Llegamos a la plaza principal, el espectáculo inició con mi poesía, luego testimonios, canciones y más poesía, yo permanecía entre la gente para no restarle brillo a las presentaciones espontáneas de mis compañeros. Fue entonces cuando todo se obscureció y perdí el conocimiento por el golpe fortísimo que recibí en la cabeza. Cuando volví en mí estaba en uno de los callejones aledaños, hasta ahí se escuchaban, a lo lejos, la música y los discursos. Sin darme tiempo a nada los cuatro mastodontes que me rodeaban comenzaron a patearme sin compasión hasta dejarme bañado en sangre. El viento llevaba hasta mi el rumor del conjunto de voces que coreaba con emoción “Amador”, “Amador” pero no tenía fuerzas para gritarles “Aquí estoy” “Yo soy Amador” En vez de palabras lo que salía de mi boca era sangre producto del estallamiento de mis órganos internos a consecuencia de la golpiza recibida. Lo último que vi al levantar la cabeza, fue a la caravana alejarse en los vehículos mientras el público gritaba “Adiós Amador, vuelve pronto Amador”
Pero Amador no volvería ni pronto ni otro día porque a pesar del tiempo transcurrido sigo en un hospital para enfermos mentales en calidad de desconocido, sin posibilidad de movimiento, sin habla y sin recordar cual era mi nombre real. Regresaría sí, muchas otras veces, La Caravana del Consuelo a esa ciudad pero sin Amador, con sus discursos políticos e infames manipulando la inocencia de la gente con palabras traidoras y llenas de intenciones burdas además de los espectáculos vulgares que ahora se presentaban, pero nadie daría señas de advertir nada. Ninguna persona se quejaría por la manera en que se estaba manchando un ideal que solo buscó llevar paz y armonía y al que seguían llamando “El movimiento de Amador”. Ni siquiera la fiel Carmelita que tan bien me conocía denunciaría mi desaparición pues estaba muy ocupada gozando de las caricias de uno de los tantos infiltrados en la parte trasera del autobús cada noche.

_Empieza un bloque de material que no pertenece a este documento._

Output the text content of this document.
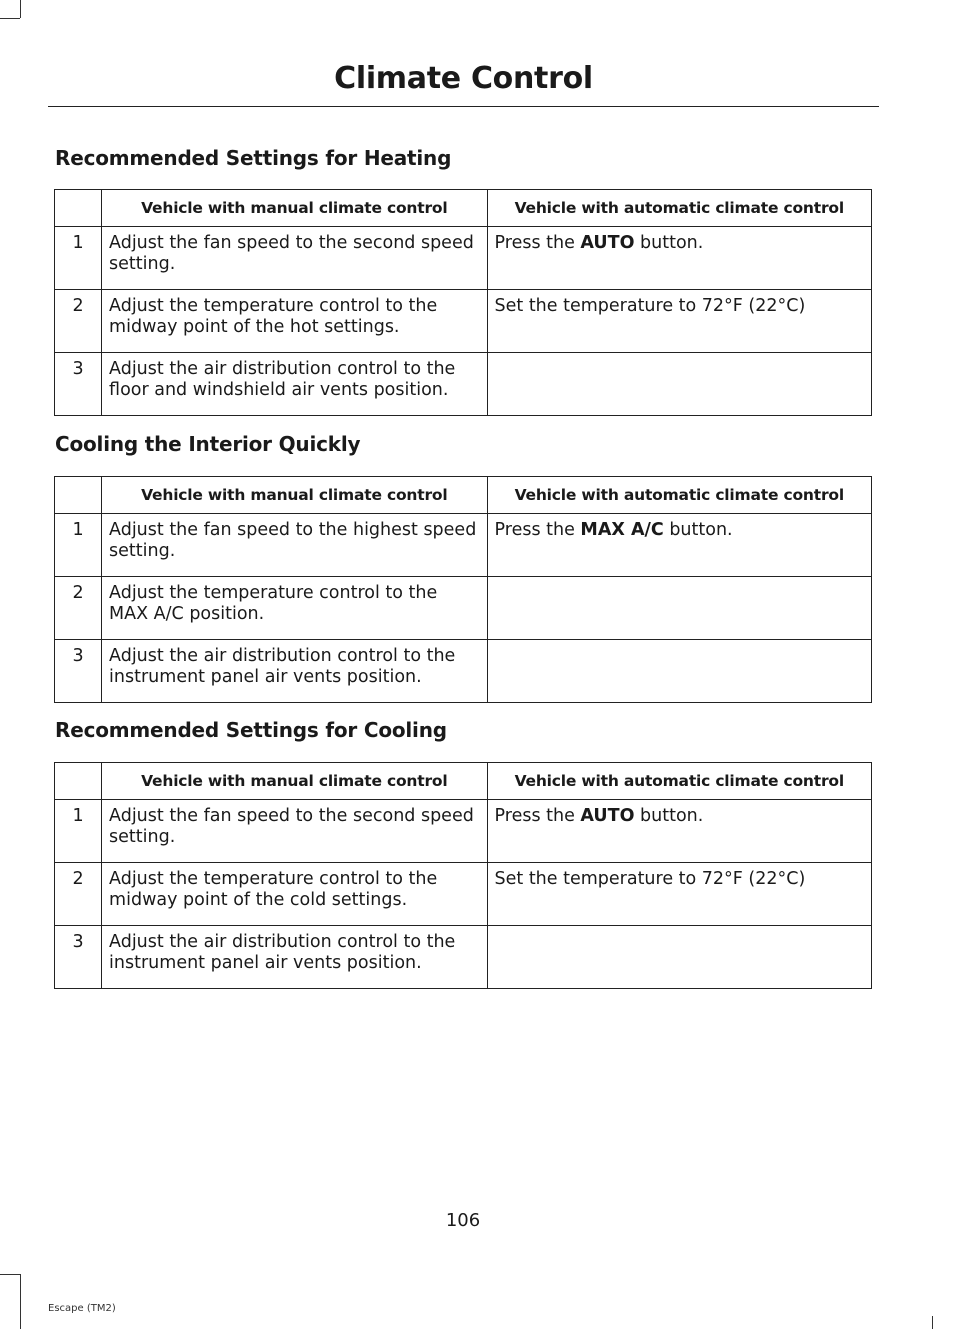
Climate Control
Recommended Settings for Heating
	Vehicle with manual climate control	Vehicle with automatic climate control
1	Adjust the fan speed to the second speed setting.	Press the AUTO button.
2	Adjust the temperature control to the midway point of the hot settings.	Set the temperature to 72°F (22°C)
3	Adjust the air distribution control to the floor and windshield air vents position.	
Cooling the Interior Quickly
	Vehicle with manual climate control	Vehicle with automatic climate control
1	Adjust the fan speed to the highest speed setting.	Press the MAX A/C button.
2	Adjust the temperature control to the MAX A/C position.	
3	Adjust the air distribution control to the instrument panel air vents position.	
Recommended Settings for Cooling
	Vehicle with manual climate control	Vehicle with automatic climate control
1	Adjust the fan speed to the second speed setting.	Press the AUTO button.
2	Adjust the temperature control to the midway point of the cold settings.	Set the temperature to 72°F (22°C)
3	Adjust the air distribution control to the instrument panel air vents position.	
106
Escape (TM2)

Alguna vez la vi a través de la ventana llena de barrotes del pabellón en el que permanecía y del que jamás salía. Pude asomarme hacia la calle, logré identificarla caminando al frente de toda la gente, pero no era la misma Carmelita triste con aquellas manos vacías de caricias, con sus senos marchitos de tanta soledad y los labios ajenos a todo beso que tanto me conmovió un día, la Carmelita de ahora era una mujer vulgar, los labios ajenos pintados de rojo intenso, los senos marchitos prácticamente al descubierto y las manos vacías ocupadas en recibir el dinero que la gente confiadamente les tendía para que el movimiento pudiera seguir en pie mucho más tiempo.
A veces, cierro los ojos y veo a mi abuelo recriminándome por no haber hecho caso a su eterno consejo de no convertirme en héroe porque terminaría muerto y solo. A pesar de mi delirio, o tal vez a causa de él le gritaba con todas mis fuerzas: “No he terminado como tú dijiste porque estoy vivo, nadie me asesinó”. Lo hacía tan enérgicamente que los enfermeros entraban a los pocos segundos al pabellón, me sujetaban con fuerza manos y piernas y me hacían dormir por días porque les enojaba escuchar mis torpes murmullos de mudo rompiendo el silencio del lugar.
A veces entre sueños, un nombre surgía entre las sombras: ¡Antonio! Me sentía desértico ¡Antonio! La tristeza anegaba mi alma con una lentitud punzante y dolorosa ¡Antonio! Y al escucharlo…me ponía a llorar.